For those who follow me on Twitter or the FTHOQ Facebook page, you already know I share a lot of images on the history of medicine. I’ve come across many of these images while browsing through online archives collection data for my research on experiences of hearing and hearing loss in twentieth-century America. I’m particularly interested in the cultural history of deafness from a medical standpoint and frequently find myself drawn to all sorts of representations of hearing, sound, and artefacts. Sometimes I come across a new digital archive by clicking on a link on the one I’m already looking through, and off I go, spending hours carefully scrolling through images and records.
I initially started sharing images on the history of medicine (#histmed on Twitter) as I conducted research in London on materials related to my dissertation. I expanded my postings when I started collecting materials for my course on the History of Medicine. I kept a file on my desktop of remarkable sources of images and objects I hoped one day to share with my students. There were many that never made the cut for lectures and I wanted a platform to share them—hence, I started posting on my Twitter account and later created the FTHOQ Facebook page to post additional details that went beyond the 140-character limit. I aim to post as much details on sources and archive repositories as I can, but sometimes I find great things on Google Images that have no additional data and I post the image in the hopes someone else can fill in the blanks.

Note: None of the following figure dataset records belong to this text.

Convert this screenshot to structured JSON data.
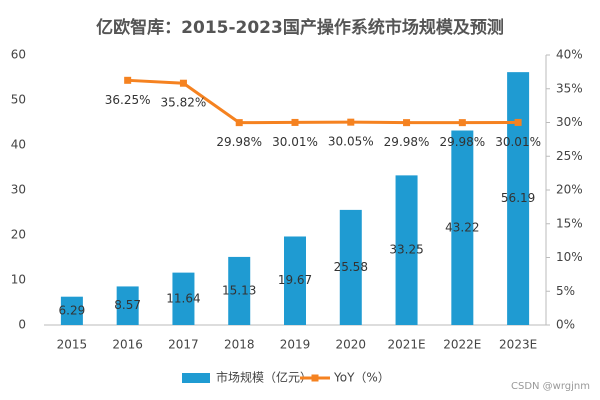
{
  "chart_data": {
    "type": "bar",
    "title": "亿欧智库：2015-2023国产操作系统市场规模及预测",
    "categories": [
      "2015",
      "2016",
      "2017",
      "2018",
      "2019",
      "2020",
      "2021E",
      "2022E",
      "2023E"
    ],
    "series": [
      {
        "name": "市场规模（亿元）",
        "color": "#1f9bd2",
        "values": [
          6.29,
          8.57,
          11.64,
          15.13,
          19.67,
          25.58,
          33.25,
          43.22,
          56.19
        ]
      },
      {
        "name": "YoY（%）",
        "type": "line",
        "axis": "y2",
        "color": "#f58220",
        "values": [
          null,
          36.25,
          35.82,
          29.98,
          30.01,
          30.05,
          29.98,
          29.98,
          30.01
        ],
        "value_labels": [
          null,
          "36.25%",
          "35.82%",
          "29.98%",
          "30.01%",
          "30.05%",
          "29.98%",
          "29.98%",
          "30.01%"
        ]
      }
    ],
    "ylim": [
      0,
      60
    ],
    "yticks": [
      0,
      10,
      20,
      30,
      40,
      50,
      60
    ],
    "y2lim": [
      0,
      40
    ],
    "y2ticks": [
      {
        "value": 0,
        "label": "0%"
      },
      {
        "value": 5,
        "label": "5%"
      },
      {
        "value": 10,
        "label": "10%"
      },
      {
        "value": 15,
        "label": "15%"
      },
      {
        "value": 20,
        "label": "20%"
      },
      {
        "value": 25,
        "label": "25%"
      },
      {
        "value": 30,
        "label": "30%"
      },
      {
        "value": 35,
        "label": "35%"
      },
      {
        "value": 40,
        "label": "40%"
      }
    ],
    "legend": "bottom",
    "watermark": "CSDN @wrgjnm"
  }
}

Sharing images has been a great way for me to participate in fruitful conversations about cultural frameworks of health and healing. At the back of my mind, I’m overly aware of the risks of decontextualizing these images and using them for “entertainment.” Daniel Goldberg drew my attention to a great post written by Richard Barnett for the WellcomeLibrary blog. Barnett discusses some of the ethical concerns he encountered while writing his book, The Sick Rose: Disease and the Art of Medical Illustration (2014), particularly on the implications of looking at pictures of people’s suffering and diseased bodies. Is it appropriate? Another form of entertainment? Barnett raises crucial issues that I think all historians should think about when we share images of bodies with an audience. I might say that I share these images—and some that even I find gruesome enough to warrant a “WARNING” or “SENSITIVE” prelude on my tweet—as a way to educate my audience on the horrors of medical practice, but even I cannot ignore the shock element that is clearly embedded in that tweet. Especially when it comes with a warning note.

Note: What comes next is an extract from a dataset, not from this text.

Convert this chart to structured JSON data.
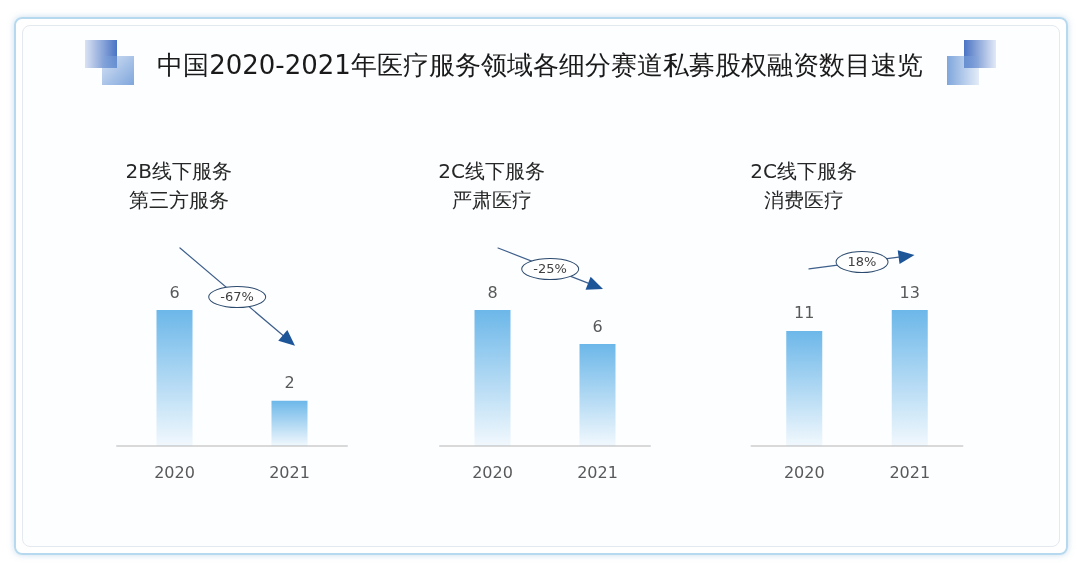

Barnett expresses: “I might comfort myself with the thought that I am deepening my readers’ understanding of these images by setting them in context.” Too often, I’ve come across images that have been grossly misinterpreted or miscategorised. Many more do not identify the source or provide any context. Setting them in context almost provides merit for sharing them: I’m not just passing them around, but trying to address their historical place and value. The most interesting discussions and that arise from sharing these images come from my audience, whose inquisitive questions inspires me to ignore my to-do list for the day and dig up as much information I can about a particular image. But what happens when we don’t provide the context of a particular image? Have we stripped away its meaning? The popularity of twitter handles like The Retronaut or HistoryPics indicates that people love looking at the past; but too often errors are pointed out.

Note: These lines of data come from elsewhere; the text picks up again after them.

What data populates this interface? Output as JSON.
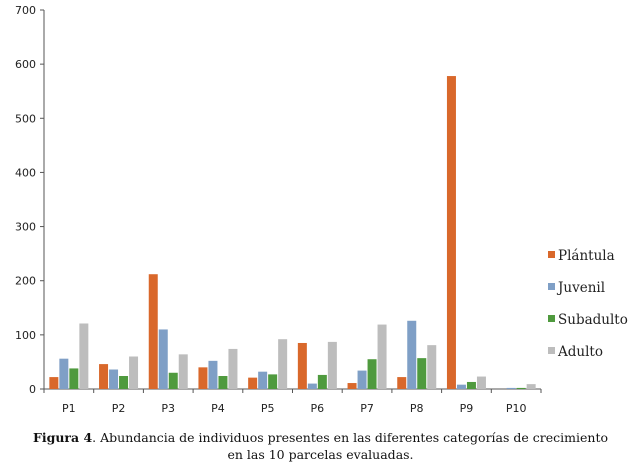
{
  "chart_data": {
    "type": "bar",
    "categories": [
      "P1",
      "P2",
      "P3",
      "P4",
      "P5",
      "P6",
      "P7",
      "P8",
      "P9",
      "P10"
    ],
    "series": [
      {
        "name": "Plántula",
        "color": "#d9682b",
        "values": [
          22,
          46,
          212,
          40,
          21,
          85,
          11,
          22,
          578,
          0
        ]
      },
      {
        "name": "Juvenil",
        "color": "#7f9fc6",
        "values": [
          56,
          36,
          110,
          52,
          32,
          10,
          34,
          126,
          8,
          2
        ]
      },
      {
        "name": "Subadulto",
        "color": "#4f9a3e",
        "values": [
          38,
          24,
          30,
          24,
          27,
          26,
          55,
          57,
          13,
          2
        ]
      },
      {
        "name": "Adulto",
        "color": "#bdbdbd",
        "values": [
          121,
          60,
          64,
          74,
          92,
          87,
          119,
          81,
          23,
          9
        ]
      }
    ],
    "ylim": [
      0,
      700
    ],
    "yticks": [
      0,
      100,
      200,
      300,
      400,
      500,
      600,
      700
    ],
    "legend_position": "right",
    "grid": false
  },
  "caption": {
    "label": "Figura 4",
    "text": ". Abundancia de individuos presentes en las diferentes categorías de crecimiento",
    "line2": "en las 10 parcelas evaluadas."
  }
}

I haven’t kept a precise analysis of the images I’ve posted and how they were shared as an indicator of how people are “reading” the images and learning from them. My audience is not wide enough for that. But I have been aware of the thoughts that go behind my postings and how I’ve been aware not to offend, decontextualize, or even muddle the historical merit of these images. Last summer I kept a schedule based on particular themes I would post in relation to the research I intended to do. For instance, I would post images on epidemic diseases in India one week, prosthetic artifacts the next, and so forth. I had scheduled surgical amputations the same week the Boston Marathon bombings occurred. Of course none of these images were shared at that time; it seemed cruel, insensitive, and above all, opportunistic.
My favourite images to share are the ones that make us think twice about the authority of medicine. Products developed by “quack” doctors, illogical remedies, strange and outrageous technologies, and the theatre of surgery. These images reminds me how much medicine has changed, how the rules of practice has transformed, and how people in the past thought about their bodies, their health, and sought out explanations. These historical experiences with health and illness are captured in images, These images, as Barnett writes,
are, to borrow a phrase from Claude Lévi-Strauss, good to think with…They should shock us, move us, jolt us out of any sense of complacency over our individual or collective well-being; something would be wrong if they did not. They are a magnificent historical and aesthetic resource, and a record of human suffering and of attempts to understand and to relieve it. We would be all the poorer if they were concealed; equally, they should not become mere visual shorthand for a kitsch, knowing and emptily ironised attitude to sickness, suffering and death.
I’m glad people like how I share images. The repositories I come across are wonderful and as a scholar, I’m thankful to all the individuals who have digitized these images, allowing me to get a better glimpse into the past.